I'm not so sure that he understands how difficult it was. Is. How awkwardly painful that it is to look at people and know them, and you look at yourself and see something so foreign that it speaks a language all its own.

He's smart, but he's only a man-

-and I've learned to not give them too much credit. Still, such credit is deserved where it is deserved. Of anyone I know, I think he deserves it most.

Ikhayaenaba

by Huruma

To feel at home. I am not sure that I know what home is. I do not think that I ever did. I had no childhood on which to develop a concept of what is home.

I see these people gathering together, I see them as families. I do not quite understand, though I seem to be getting the chance myself. But I still cannot tell if I am home.

I once heard that home is a place where there is love overflowing.

I do not think that I have that place yet. And will I ever have that place?

Little King

by Huruma

It was never personal. The two of them finally cornered me in Angola. Between a rock and a hard place, the only way to break free is through.

The second man- I never say his name from respect- He was not the first to lock horns with me, but I could tell that he was doing it because in his heart he thought it was Right. I can respect moral duty, if not practice it duly myself.

Benjamin does it for his obligation to man, as well.

I do not regret making an example of his partner for his sake.

Munhango, Bie

by Huruma

Huruma was never partial to staying in coastal countries. She was never one for the seaside. Being in Angola during the heart of the civil war was purely luck.

The marines were always in and out. Something about Savimbi.

Only a few of them seemed remotely invested, only one interesting. Huruma had seen him several times before, though only spoke to him once before she appeared in the camp that night to raise an alarm.

Such a sweet name for a man so ruthless. She loves to say it, and he probably still hates when she does. Emile, Emile, Emile

Lindelani

by Huruma

The voices of babies were never as harsh as they are now, storms rolling thunderous overhead and the smell of roses amidst Lagos garbage twinging her nostrils when she moves through the ward. She knows that she cannot keep them. Neither one of them.
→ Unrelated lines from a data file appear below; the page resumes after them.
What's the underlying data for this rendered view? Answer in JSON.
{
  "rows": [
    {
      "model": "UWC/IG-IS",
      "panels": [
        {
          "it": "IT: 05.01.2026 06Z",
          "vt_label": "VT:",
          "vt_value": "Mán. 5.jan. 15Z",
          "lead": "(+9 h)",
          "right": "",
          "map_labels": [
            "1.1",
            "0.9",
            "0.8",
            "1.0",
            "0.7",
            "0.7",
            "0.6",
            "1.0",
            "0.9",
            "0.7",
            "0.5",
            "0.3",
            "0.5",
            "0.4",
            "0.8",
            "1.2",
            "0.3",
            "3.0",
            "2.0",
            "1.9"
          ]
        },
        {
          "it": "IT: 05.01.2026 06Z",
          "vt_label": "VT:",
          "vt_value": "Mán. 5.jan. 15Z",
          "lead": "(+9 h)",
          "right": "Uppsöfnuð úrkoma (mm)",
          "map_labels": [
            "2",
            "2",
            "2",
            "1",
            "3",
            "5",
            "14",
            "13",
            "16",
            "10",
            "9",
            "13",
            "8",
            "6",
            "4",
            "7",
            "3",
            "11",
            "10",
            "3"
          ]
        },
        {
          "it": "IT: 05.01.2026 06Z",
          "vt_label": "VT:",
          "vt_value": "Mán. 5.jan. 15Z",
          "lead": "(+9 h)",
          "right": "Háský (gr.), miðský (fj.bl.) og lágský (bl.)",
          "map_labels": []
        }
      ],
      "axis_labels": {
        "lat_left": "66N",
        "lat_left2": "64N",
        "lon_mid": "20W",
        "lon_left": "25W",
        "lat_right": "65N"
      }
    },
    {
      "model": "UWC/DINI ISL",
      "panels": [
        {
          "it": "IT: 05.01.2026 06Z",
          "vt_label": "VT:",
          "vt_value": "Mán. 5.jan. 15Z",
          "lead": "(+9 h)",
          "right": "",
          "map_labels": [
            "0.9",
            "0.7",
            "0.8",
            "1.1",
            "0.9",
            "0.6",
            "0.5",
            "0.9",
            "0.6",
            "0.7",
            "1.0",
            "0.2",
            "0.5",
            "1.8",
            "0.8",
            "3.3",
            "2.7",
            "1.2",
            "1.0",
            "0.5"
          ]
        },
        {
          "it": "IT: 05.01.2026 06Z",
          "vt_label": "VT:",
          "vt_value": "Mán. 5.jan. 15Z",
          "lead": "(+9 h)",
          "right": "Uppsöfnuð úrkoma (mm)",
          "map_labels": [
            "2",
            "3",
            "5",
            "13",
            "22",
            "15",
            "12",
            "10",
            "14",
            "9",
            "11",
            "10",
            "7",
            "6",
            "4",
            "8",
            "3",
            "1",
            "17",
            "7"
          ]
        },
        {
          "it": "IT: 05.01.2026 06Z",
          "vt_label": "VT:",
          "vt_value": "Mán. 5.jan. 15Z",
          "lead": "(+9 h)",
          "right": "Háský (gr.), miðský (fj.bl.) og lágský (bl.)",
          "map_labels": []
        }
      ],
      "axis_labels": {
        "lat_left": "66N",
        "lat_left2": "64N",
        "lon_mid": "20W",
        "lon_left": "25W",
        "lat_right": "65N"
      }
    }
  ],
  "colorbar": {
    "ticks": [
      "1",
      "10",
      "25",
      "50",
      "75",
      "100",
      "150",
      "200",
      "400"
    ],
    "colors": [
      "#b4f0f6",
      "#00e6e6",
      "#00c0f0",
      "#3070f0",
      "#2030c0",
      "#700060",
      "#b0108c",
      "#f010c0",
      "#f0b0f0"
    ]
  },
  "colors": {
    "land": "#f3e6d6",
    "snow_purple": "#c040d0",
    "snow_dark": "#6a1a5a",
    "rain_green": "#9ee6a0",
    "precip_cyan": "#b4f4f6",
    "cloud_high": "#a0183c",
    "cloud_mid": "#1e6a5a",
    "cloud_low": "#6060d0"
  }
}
They'll be better off dead.

Better off dead.

Though she returns months later to leave them behind.

Maybe she was wrong?

But she can't take it back now.

She remembers to sing the lullaby now. To sing to his baby boy, his little treasure, his lindelani. The little man in the Moon, listen to the birdsong.

Test

by Huruma

She had been feeling ill for days. The nurse said it was nothing important, that she had probably gotten food poisoning and that she would be fine on Thursday morning. Come Thursday, her head was still throbbing and her brow still beaded with unnatural sweat. They made her go to class anyway.

It was test day, after all.

It was test day, and she hadn't studied because she was sick. And still was. So she watched the girl in front of her, weary eyes on the back of her head.

Something was humming.

Humming, like a stomach full of butterflies.

Abandoned

by Huruma

When they are old enough to fend for themselves, leopards will leave their cubs behind and move on. Humans do this in the same kind of capacity, much of the time. Sometimes reason makes it stall, or reason makes it premature. He had a reason- he had to protect his family from someone inside of it. Two whole children are better than one of three, forever fractured.

His mother didn't like it. She left soon after, to find her.

Huruma never came back.

He never expects that she will, if she's alive.

No regrets on either side. None at all.